Anyone else see this at Chicago Shakespeare? I thought it was absolutely smashing, through and through. Going in, I was wary of the tacked-on baptism ending and Antonio and Sebastian’s kiss, but I thought both worked seamlessly. I thought the opening ten-minute party sequence with house lights up perversely genius – one minute the ensemble had the audience clapping and dancing along with them, making them complicit when the next minute the same revelers beat two Jewish elders onstage. None of the additions seemed shoehorned in, and refocusing the finale on Shylock and Jessica did not unbalance the play as I feared it might.
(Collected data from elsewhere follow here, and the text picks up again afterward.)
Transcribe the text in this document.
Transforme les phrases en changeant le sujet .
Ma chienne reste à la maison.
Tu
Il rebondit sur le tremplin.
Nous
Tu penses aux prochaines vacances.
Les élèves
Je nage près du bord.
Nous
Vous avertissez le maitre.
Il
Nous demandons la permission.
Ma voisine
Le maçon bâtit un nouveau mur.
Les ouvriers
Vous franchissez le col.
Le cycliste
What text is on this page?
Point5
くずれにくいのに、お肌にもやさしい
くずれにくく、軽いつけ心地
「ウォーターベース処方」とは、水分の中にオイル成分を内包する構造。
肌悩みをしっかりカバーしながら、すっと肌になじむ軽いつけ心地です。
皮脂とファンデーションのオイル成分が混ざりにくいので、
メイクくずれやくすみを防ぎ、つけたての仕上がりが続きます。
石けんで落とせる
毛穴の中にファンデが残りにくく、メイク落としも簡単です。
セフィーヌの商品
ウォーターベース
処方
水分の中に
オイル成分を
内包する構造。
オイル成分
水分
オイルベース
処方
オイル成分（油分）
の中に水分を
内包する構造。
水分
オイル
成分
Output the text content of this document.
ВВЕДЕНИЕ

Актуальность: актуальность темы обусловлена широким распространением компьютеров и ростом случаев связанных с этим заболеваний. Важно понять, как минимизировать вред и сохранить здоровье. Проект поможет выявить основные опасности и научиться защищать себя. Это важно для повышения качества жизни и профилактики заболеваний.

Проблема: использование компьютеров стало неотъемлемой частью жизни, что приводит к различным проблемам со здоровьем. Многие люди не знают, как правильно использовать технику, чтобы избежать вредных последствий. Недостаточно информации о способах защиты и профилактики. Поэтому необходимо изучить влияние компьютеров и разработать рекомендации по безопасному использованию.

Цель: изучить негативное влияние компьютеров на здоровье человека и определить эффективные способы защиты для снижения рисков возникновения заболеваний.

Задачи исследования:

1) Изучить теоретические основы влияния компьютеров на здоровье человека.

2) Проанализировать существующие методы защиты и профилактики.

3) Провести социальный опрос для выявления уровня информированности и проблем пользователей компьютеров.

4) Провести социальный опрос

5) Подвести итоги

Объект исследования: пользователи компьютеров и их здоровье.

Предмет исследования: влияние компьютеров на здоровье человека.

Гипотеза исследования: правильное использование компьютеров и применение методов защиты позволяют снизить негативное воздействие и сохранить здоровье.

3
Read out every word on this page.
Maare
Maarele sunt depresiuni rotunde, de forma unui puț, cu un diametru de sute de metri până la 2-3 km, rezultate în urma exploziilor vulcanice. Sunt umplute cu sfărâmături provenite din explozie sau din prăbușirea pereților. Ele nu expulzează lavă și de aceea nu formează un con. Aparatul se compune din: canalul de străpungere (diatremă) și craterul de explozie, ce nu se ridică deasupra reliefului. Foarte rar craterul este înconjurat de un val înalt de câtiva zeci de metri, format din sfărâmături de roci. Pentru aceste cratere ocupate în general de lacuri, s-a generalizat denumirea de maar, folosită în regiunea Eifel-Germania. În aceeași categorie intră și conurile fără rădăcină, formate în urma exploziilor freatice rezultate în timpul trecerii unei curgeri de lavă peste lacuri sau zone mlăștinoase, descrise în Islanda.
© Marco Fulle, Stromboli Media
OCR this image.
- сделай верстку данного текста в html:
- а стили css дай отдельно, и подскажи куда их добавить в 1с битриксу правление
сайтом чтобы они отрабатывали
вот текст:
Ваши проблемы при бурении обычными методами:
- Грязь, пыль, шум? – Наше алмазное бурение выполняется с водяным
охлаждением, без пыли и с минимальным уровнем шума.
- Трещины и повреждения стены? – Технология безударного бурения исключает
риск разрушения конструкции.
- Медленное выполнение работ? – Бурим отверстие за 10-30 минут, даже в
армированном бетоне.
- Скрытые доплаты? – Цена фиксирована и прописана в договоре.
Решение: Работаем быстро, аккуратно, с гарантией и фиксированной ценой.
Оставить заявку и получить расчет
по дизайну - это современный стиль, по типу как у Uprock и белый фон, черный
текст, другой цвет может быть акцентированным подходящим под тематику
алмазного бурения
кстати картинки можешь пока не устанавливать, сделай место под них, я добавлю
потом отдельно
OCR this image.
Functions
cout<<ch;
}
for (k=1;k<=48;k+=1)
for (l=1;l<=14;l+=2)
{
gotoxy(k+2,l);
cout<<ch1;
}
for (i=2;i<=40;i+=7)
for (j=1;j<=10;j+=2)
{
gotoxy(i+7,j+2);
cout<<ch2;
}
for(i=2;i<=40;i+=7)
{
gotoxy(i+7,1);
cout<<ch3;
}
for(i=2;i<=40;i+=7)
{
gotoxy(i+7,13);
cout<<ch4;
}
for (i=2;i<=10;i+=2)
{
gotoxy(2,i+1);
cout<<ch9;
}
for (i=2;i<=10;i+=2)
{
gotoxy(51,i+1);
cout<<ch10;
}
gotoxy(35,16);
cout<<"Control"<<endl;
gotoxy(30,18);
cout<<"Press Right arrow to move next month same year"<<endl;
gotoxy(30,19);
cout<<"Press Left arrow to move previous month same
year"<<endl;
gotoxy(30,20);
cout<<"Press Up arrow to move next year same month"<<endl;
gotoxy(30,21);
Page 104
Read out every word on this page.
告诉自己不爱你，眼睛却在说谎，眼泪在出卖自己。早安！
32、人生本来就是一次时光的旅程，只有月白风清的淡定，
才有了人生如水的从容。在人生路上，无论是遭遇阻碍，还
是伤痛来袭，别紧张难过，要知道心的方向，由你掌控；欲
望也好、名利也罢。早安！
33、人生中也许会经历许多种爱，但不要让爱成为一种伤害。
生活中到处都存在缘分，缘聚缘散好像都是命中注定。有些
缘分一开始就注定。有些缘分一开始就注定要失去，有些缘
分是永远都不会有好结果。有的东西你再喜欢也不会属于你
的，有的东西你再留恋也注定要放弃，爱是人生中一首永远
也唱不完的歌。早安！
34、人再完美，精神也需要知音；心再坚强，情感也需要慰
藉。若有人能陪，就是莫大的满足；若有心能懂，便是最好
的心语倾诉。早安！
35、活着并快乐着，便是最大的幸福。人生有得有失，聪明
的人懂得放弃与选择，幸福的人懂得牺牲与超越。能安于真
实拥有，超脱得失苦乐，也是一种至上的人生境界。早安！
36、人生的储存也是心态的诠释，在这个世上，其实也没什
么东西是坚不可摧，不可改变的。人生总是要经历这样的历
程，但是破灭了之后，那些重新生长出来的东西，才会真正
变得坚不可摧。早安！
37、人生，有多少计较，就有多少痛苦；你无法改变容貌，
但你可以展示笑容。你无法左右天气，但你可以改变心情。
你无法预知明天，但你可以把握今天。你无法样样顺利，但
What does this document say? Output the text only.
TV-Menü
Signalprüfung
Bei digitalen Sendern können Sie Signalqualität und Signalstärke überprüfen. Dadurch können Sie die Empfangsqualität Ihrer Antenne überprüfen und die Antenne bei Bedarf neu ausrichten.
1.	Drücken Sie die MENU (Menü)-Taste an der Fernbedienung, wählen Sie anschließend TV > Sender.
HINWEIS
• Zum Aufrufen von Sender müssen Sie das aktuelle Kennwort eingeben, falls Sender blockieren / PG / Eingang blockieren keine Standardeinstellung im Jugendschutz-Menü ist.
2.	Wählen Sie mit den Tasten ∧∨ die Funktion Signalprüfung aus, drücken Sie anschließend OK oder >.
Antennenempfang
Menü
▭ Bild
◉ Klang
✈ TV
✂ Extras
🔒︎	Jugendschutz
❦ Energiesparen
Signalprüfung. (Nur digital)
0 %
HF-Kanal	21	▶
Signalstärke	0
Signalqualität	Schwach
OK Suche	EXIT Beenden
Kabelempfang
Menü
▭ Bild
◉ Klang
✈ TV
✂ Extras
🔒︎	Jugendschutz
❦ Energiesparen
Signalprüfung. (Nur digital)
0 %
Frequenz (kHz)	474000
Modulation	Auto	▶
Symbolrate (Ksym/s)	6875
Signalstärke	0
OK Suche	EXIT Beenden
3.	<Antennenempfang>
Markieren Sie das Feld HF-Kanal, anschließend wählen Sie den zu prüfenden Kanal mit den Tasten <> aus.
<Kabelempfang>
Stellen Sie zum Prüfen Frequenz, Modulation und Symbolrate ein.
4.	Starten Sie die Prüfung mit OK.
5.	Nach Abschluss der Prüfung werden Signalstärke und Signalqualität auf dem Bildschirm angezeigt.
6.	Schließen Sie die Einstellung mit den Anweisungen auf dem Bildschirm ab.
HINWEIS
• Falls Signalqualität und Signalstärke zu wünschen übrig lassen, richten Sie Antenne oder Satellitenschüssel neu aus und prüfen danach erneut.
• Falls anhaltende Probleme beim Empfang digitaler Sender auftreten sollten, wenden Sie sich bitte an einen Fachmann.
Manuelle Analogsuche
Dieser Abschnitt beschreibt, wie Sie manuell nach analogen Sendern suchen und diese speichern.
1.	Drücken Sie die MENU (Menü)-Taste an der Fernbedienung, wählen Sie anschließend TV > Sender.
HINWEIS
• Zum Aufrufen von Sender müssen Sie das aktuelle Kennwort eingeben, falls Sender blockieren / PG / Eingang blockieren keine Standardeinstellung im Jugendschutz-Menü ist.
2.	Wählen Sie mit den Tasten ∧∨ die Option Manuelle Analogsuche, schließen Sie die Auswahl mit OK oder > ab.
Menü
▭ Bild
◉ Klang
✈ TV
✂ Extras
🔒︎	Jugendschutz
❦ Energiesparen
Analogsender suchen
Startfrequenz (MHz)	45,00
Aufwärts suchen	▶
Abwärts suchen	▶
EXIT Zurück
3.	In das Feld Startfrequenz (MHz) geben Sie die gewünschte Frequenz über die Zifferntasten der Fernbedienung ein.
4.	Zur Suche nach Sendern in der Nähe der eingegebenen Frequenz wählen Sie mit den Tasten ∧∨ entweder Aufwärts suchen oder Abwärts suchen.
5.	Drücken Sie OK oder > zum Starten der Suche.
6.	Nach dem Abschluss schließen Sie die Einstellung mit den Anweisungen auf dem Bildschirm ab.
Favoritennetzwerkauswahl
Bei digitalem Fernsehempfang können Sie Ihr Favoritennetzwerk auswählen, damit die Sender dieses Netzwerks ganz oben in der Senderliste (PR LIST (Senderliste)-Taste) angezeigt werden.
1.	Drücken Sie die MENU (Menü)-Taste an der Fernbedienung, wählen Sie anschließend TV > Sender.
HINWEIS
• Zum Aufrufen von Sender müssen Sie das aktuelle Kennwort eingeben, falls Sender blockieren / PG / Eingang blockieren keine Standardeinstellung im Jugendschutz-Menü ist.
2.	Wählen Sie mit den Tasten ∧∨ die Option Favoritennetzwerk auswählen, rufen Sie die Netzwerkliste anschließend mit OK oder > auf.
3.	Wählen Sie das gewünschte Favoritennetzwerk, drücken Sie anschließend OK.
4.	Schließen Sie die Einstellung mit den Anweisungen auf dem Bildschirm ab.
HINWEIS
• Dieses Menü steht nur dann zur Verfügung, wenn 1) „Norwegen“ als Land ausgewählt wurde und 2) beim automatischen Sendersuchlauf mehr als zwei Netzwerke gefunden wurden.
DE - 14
That’s mainly due to the elder Pryce’s absolutely towering performance. He is for most of his stage time calm, composed, even mild-mannered, logically moving through the laborious bureaucratic process of exacting justice as he might complete a moneylending transaction. There is nothing self-indulgent here – which makes the moments where the tyrant, the martyr, the broken man emerge all the more moving. Rachel Pickup is also exquisite as Portia – sharp, funny, and tender.

The Prince of Arragon was perhaps a little broad for my taste, as was the rousing but distracting audience participation bit. But overall just a marvelous production. So lucky to have seen one of my idols onstage.

Spotted Robert Falls in the audience as well, and overheard him explaining the plot to his companion at intermission.